De tempos em tempos, filmes retomam a temática do aborto, resultando em obras fortes como “Uma canta, a outra não”, de Agnès Varda, ou “A passagem do cometa”, de Juliana Rojas. Na vida, porém, a situação se repete com mais frequência. No Brasil, é realidade para uma em cada sete mulheres com menos de 40 anos, segundo estudos mais recentes.
São essas vidas que se tornam estatísticas que Lillah Halla tenta apresentar em seu primeiro longa, “Levante”, exibido na Semana da Crítica, mostra paralela do Festival de Cannes.
O filme sabe bem o que pensa do assunto: é abertamente pró-aborto e narra didaticamente a história de uma jovem de 17 anos, vivida pela excelente Ayomi Domenica, que começa a duvidar do sucesso na vida após uma gravidez indesejada. A atriz é filha do rapper Mano Brown e da empresária Eliane Dias.
Sofia é a melhor jogadora do time de vôlei da vizinhança, ao que sugere, no Capão Redondo, periferia de São Paulo. Está no cursinho e transou com um menino que nunca vemos.
Negras, lésbicas, trans e asiáticas
Aliás, o mundo masculino não faz parte do seu entorno, composto por garotas de um grupo bem diverso – Sofia é negra, tem amigas negras, lésbicas ou bissexuais, incluindo ainda uma jovem de ascendência asiática e outra trans. Ao longo da trama, ainda se descobrirá sexualmente.

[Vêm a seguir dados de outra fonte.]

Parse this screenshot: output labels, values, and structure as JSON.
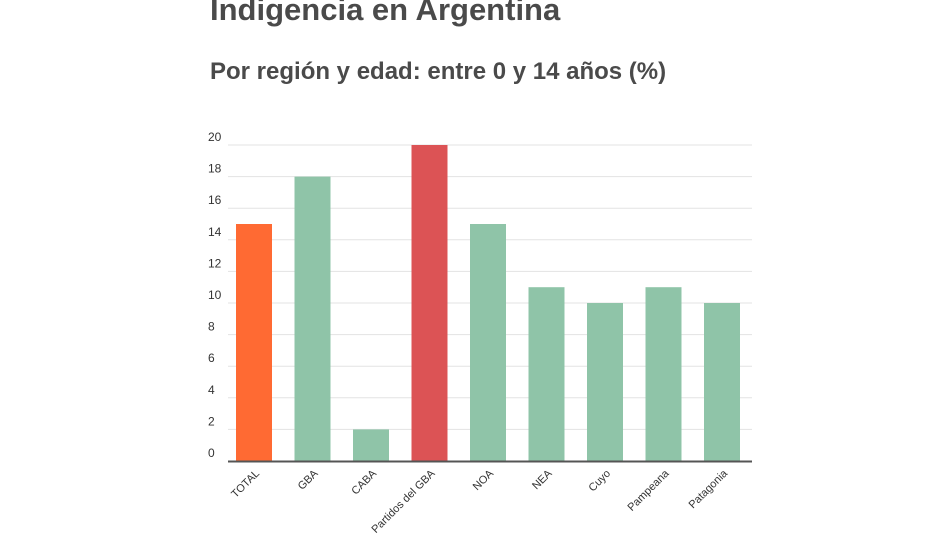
{
  "title": "Indigencia en Argentina",
  "subtitle": "Por región y edad: entre 0 y 14 años (%)",
  "colors": {
    "default_bar": "#8fc4a8",
    "total_bar": "#ff6a33",
    "highlight_bar": "#dc5355",
    "grid": "#e3e3e3",
    "axis": "#555555",
    "text": "#333333"
  },
  "chart_data": {
    "type": "bar",
    "title": "Indigencia en Argentina",
    "subtitle": "Por región y edad: entre 0 y 14 años (%)",
    "categories": [
      "TOTAL",
      "GBA",
      "CABA",
      "Partidos del GBA",
      "NOA",
      "NEA",
      "Cuyo",
      "Pampeana",
      "Patagonia"
    ],
    "values": [
      15,
      18,
      2,
      20,
      15,
      11,
      10,
      11,
      10
    ],
    "bar_colors": [
      "#ff6a33",
      "#8fc4a8",
      "#8fc4a8",
      "#dc5355",
      "#8fc4a8",
      "#8fc4a8",
      "#8fc4a8",
      "#8fc4a8",
      "#8fc4a8"
    ],
    "yticks": [
      "0",
      "2",
      "4",
      "6",
      "8",
      "10",
      "12",
      "14",
      "16",
      "18",
      "20"
    ],
    "ylim": [
      0,
      20
    ],
    "xlabel": "",
    "ylabel": "",
    "grid": true,
    "legend": "none"
  }
}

O único homem que fará parte da narrativa é seu pai, um apicultor vivido por Rômulo Braga. Ele não reage bem à notícia da filha, que estava prestes a ganhar bolsa para jogar no Chile. Na cena seguinte, respira e tentará compreender o drama.
Afinal, Sofia precisará de ajuda para não piorar a situação. Além de tentar se automutilar, ela vai atrás de uma clínica por conta própria e acaba caindo numa armadilha religiosa, que será definitiva para o desenrolar da trama.
Pai e filha até atravessam para o Uruguai, onde o aborto é legal, mas Sofia não tem os devidos documentos e tampouco pode voltar para o Brasil com os remédios necessários.
Se infelizmente é fato que o Brasil protagoniza cenas absurdas em que governantes do alto escalão atuam para impedir o aborto de crianças, esse maniqueísmo do roteiro enfraquece um tanto o conjunto, repercutindo a percepção geral dos meios progressistas de que o cristianismo ou seus fiéis mais radicais emperram determinados avanços.
A zombaria aparece já na primeira cena, quando uma das amigas se fantasia de crente, com peruca longa e saia, para roubar remédios, hormônios e testes de gravidez, enquanto outras distraem o farmacêutico. Depois, versículos da “Carta de Paulo aos romanos” serão pichados na casa de Sofia como forma de ameaça.
Aliás, o título provisório do filme era “Livramento”, termo comum na comunidade evangélica para nomear uma prevenção divina.
Grace Passô no elenco
Os vizinhos são mal-encarados, mas Sofia encontrará pontos de apoio, como a técnica do time, Sol, papel de Grace Passô. É uma grande atriz, mas aqui não tem muito material para trabalhar para além de palavras de incentivo.
“Levante” pode soar – para recuperar uma discussão antiga sobre “Bacurau”, outro longa brasileiro que passou pela Riviera – como propaganda, no sentido de não querer explorar ambiguidades ou deixar seu espectador em dúvida.
O longa tem mensagem clara e quer transmiti-la de maneira ilustrativa, talvez como última esperança de converter quem discorda de suas ideias, enquanto projeta nas telas francesas uma fatia da realidade nacional.